Entre le collège J.-Monnet, à Angers, et l’institut Montéclair, fondé en 1885, destiné aux personnes présentant une déficience visuelle, il n’y a que les méandres de quelques rues. Bien avant la loi du onze février 2005 rappelant que “tout enfant handicapé est de droit un élève”, ce collège scolarise des enfants ayant une déficience visuelle, depuis sa création en 1989.

mots clés : échanger, collège, handicap, déficients visuels, pédagogie différenciée


ls y suivent la même scolarité que les autres, tout en bénéficiant d’un accompagnement particulier.
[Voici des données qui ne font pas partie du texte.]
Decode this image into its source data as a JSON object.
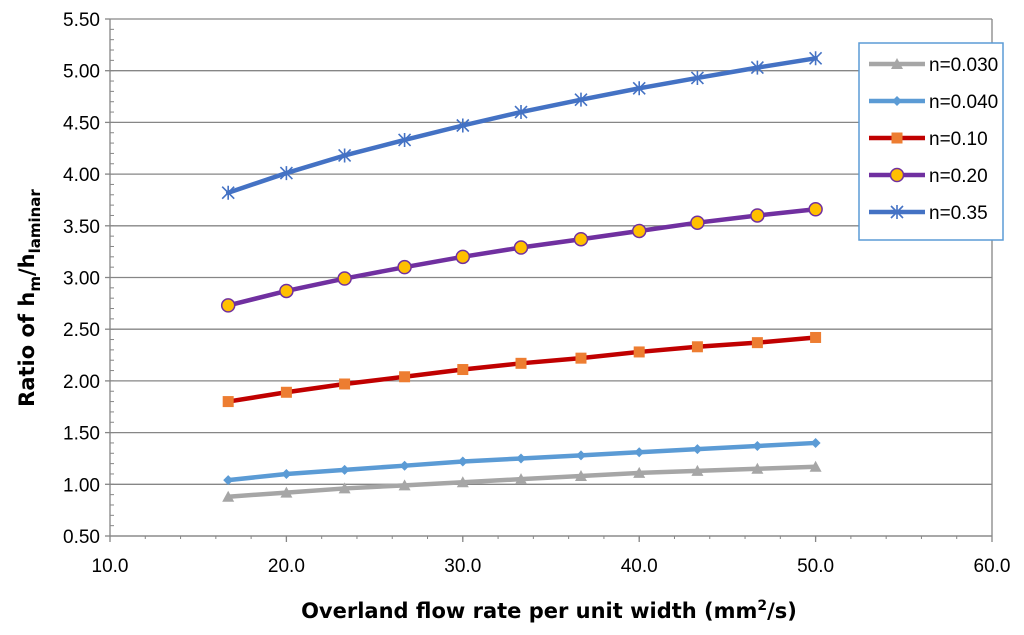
{
  "chart_data": {
    "type": "line",
    "title": "",
    "xlabel": "Overland flow rate per unit width (mm",
    "xlabel_sup": "2",
    "xlabel_tail": "/s)",
    "ylabel": {
      "prefix": "Ratio of h",
      "sub1": "m",
      "mid": "/h",
      "sub2": "laminar"
    },
    "xlim": [
      10.0,
      60.0
    ],
    "ylim": [
      0.5,
      5.5
    ],
    "x_ticks": [
      "10.0",
      "20.0",
      "30.0",
      "40.0",
      "50.0",
      "60.0"
    ],
    "y_ticks": [
      "0.50",
      "1.00",
      "1.50",
      "2.00",
      "2.50",
      "3.00",
      "3.50",
      "4.00",
      "4.50",
      "5.00",
      "5.50"
    ],
    "grid": "horizontal",
    "legend_position": "top-right",
    "x": [
      16.7,
      20.0,
      23.3,
      26.7,
      30.0,
      33.3,
      36.7,
      40.0,
      43.3,
      46.7,
      50.0
    ],
    "series": [
      {
        "name": "n=0.030",
        "color": "#a6a6a6",
        "marker": "triangle",
        "values": [
          0.88,
          0.92,
          0.96,
          0.99,
          1.02,
          1.05,
          1.08,
          1.11,
          1.13,
          1.15,
          1.17
        ]
      },
      {
        "name": "n=0.040",
        "color": "#5b9bd5",
        "marker": "diamond",
        "values": [
          1.04,
          1.1,
          1.14,
          1.18,
          1.22,
          1.25,
          1.28,
          1.31,
          1.34,
          1.37,
          1.4
        ]
      },
      {
        "name": "n=0.10",
        "color": "#c00000",
        "marker_color": "#ed7d31",
        "marker": "square",
        "values": [
          1.8,
          1.89,
          1.97,
          2.04,
          2.11,
          2.17,
          2.22,
          2.28,
          2.33,
          2.37,
          2.42
        ]
      },
      {
        "name": "n=0.20",
        "color": "#7030a0",
        "marker_color": "#ffc000",
        "marker": "circle",
        "values": [
          2.73,
          2.87,
          2.99,
          3.1,
          3.2,
          3.29,
          3.37,
          3.45,
          3.53,
          3.6,
          3.66
        ]
      },
      {
        "name": "n=0.35",
        "color": "#4472c4",
        "marker": "star",
        "values": [
          3.82,
          4.01,
          4.18,
          4.33,
          4.47,
          4.6,
          4.72,
          4.83,
          4.93,
          5.03,
          5.12
        ]
      }
    ]
  }
}
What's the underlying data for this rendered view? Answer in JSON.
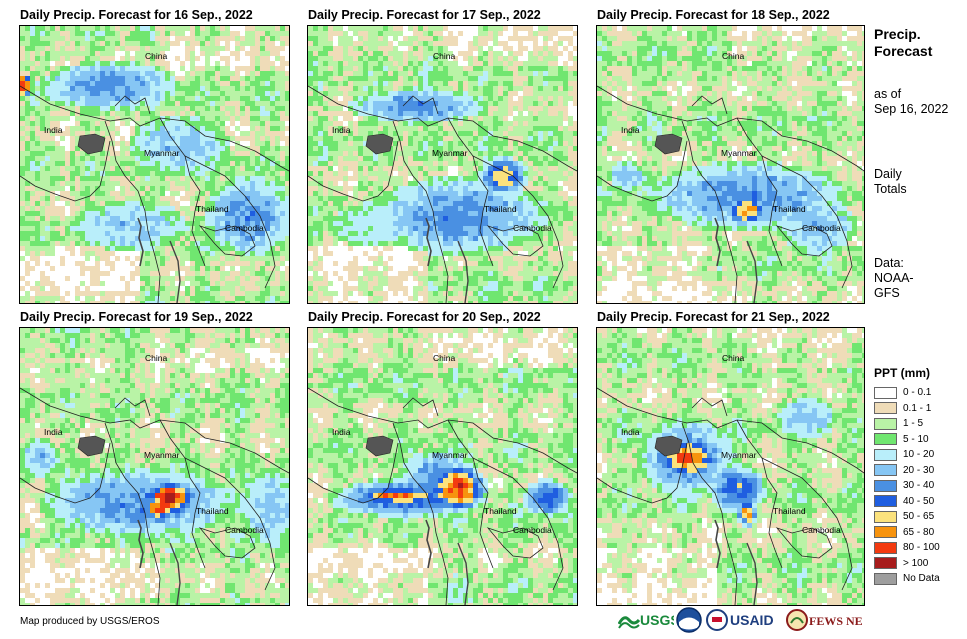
{
  "panels": [
    {
      "title": "Daily Precip. Forecast for 16 Sep., 2022"
    },
    {
      "title": "Daily Precip. Forecast for 17 Sep., 2022"
    },
    {
      "title": "Daily Precip. Forecast for 18 Sep., 2022"
    },
    {
      "title": "Daily Precip. Forecast for 19 Sep., 2022"
    },
    {
      "title": "Daily Precip. Forecast for 20 Sep., 2022"
    },
    {
      "title": "Daily Precip. Forecast for 21 Sep., 2022"
    }
  ],
  "places": {
    "china": "China",
    "india": "India",
    "myanmar": "Myanmar",
    "thailand": "Thailand",
    "cambodia": "Cambodia"
  },
  "sidebar": {
    "title_line1": "Precip.",
    "title_line2": "Forecast",
    "asof_line1": "as of",
    "asof_line2": "Sep 16, 2022",
    "totals_line1": "Daily",
    "totals_line2": "Totals",
    "data_line1": "Data:",
    "data_line2": "NOAA-",
    "data_line3": "GFS"
  },
  "legend": {
    "title": "PPT (mm)",
    "items": [
      {
        "label": "0 - 0.1",
        "color": "#ffffff"
      },
      {
        "label": "0.1 - 1",
        "color": "#efdcb8"
      },
      {
        "label": "1 - 5",
        "color": "#b9f3a6"
      },
      {
        "label": "5 - 10",
        "color": "#70e670"
      },
      {
        "label": "10 - 20",
        "color": "#b9eefa"
      },
      {
        "label": "20 - 30",
        "color": "#86c6f4"
      },
      {
        "label": "30 - 40",
        "color": "#4a90e2"
      },
      {
        "label": "40 - 50",
        "color": "#1f5ee0"
      },
      {
        "label": "50 - 65",
        "color": "#fbe27d"
      },
      {
        "label": "65 - 80",
        "color": "#f7930e"
      },
      {
        "label": "80 - 100",
        "color": "#f33a10"
      },
      {
        "label": "> 100",
        "color": "#a71c1c"
      },
      {
        "label": "No Data",
        "color": "#9e9e9e"
      }
    ]
  },
  "footer": {
    "credit": "Map produced by USGS/EROS",
    "usgs": "USGS",
    "usaid": "USAID",
    "fewsnet": "FEWS NET"
  }
}
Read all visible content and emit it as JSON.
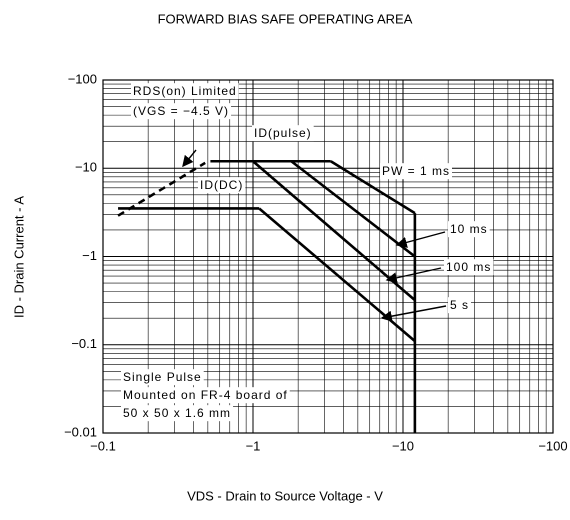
{
  "chart_data": {
    "type": "line",
    "title": "FORWARD BIAS SAFE OPERATING AREA",
    "xlabel": "VDS - Drain to Source Voltage - V",
    "ylabel": "ID - Drain Current - A",
    "xscale": "log",
    "yscale": "log",
    "grid": true,
    "minor_grid": true,
    "xlim": [
      -0.1,
      -100
    ],
    "ylim": [
      -0.01,
      -100
    ],
    "xticks": [
      {
        "value": -0.1,
        "label": "−0.1"
      },
      {
        "value": -1,
        "label": "−1"
      },
      {
        "value": -10,
        "label": "−10"
      },
      {
        "value": -100,
        "label": "−100"
      }
    ],
    "yticks": [
      {
        "value": -0.01,
        "label": "−0.01"
      },
      {
        "value": -0.1,
        "label": "−0.1"
      },
      {
        "value": -1,
        "label": "−1"
      },
      {
        "value": -10,
        "label": "−10"
      },
      {
        "value": -100,
        "label": "−100"
      }
    ],
    "series": [
      {
        "color": "#000000",
        "dashed": true,
        "x": [
          -0.126,
          -0.48
        ],
        "y": [
          -2.9,
          -11.5
        ]
      },
      {
        "color": "#000000",
        "x": [
          -0.52,
          -3.3
        ],
        "y": [
          -12,
          -12
        ]
      },
      {
        "color": "#000000",
        "x": [
          -3.3,
          -12
        ],
        "y": [
          -12,
          -3.1
        ]
      },
      {
        "color": "#000000",
        "x": [
          -1.8,
          -12
        ],
        "y": [
          -12,
          -1.0
        ]
      },
      {
        "color": "#000000",
        "x": [
          -1.0,
          -12
        ],
        "y": [
          -12,
          -0.32
        ]
      },
      {
        "color": "#000000",
        "x": [
          -0.126,
          -1.1
        ],
        "y": [
          -3.5,
          -3.5
        ]
      },
      {
        "color": "#000000",
        "x": [
          -1.1,
          -12
        ],
        "y": [
          -3.5,
          -0.11
        ]
      },
      {
        "color": "#000000",
        "x": [
          -12,
          -12
        ],
        "y": [
          -3.1,
          -0.01
        ]
      }
    ],
    "annotations": [
      "RDS(on) Limited",
      "(VGS = −4.5 V)",
      "ID(pulse)",
      "ID(DC)",
      "PW = 1 ms",
      "10 ms",
      "100 ms",
      "5 s",
      "Single Pulse",
      "Mounted on FR-4 board of",
      "50 x 50 x 1.6 mm"
    ]
  }
}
À partir du diagnostic médical, quelles actions l’équipe éducative peut-elle mettre en place pour construire les apprentissages pédagogiques ? Comment personnaliser le parcours des enfants ayant une déficience visuelle sans pour autant les stigmatiser au sein du groupe-classe ? Comment, enfin, valoriser leurs points d’appui pour y associer, et faire progresser, l’ensemble des collégiens ? En quoi le fait de s’adapter à un public particulier est-il source d’enrichissement pour le professeur et l’élève ?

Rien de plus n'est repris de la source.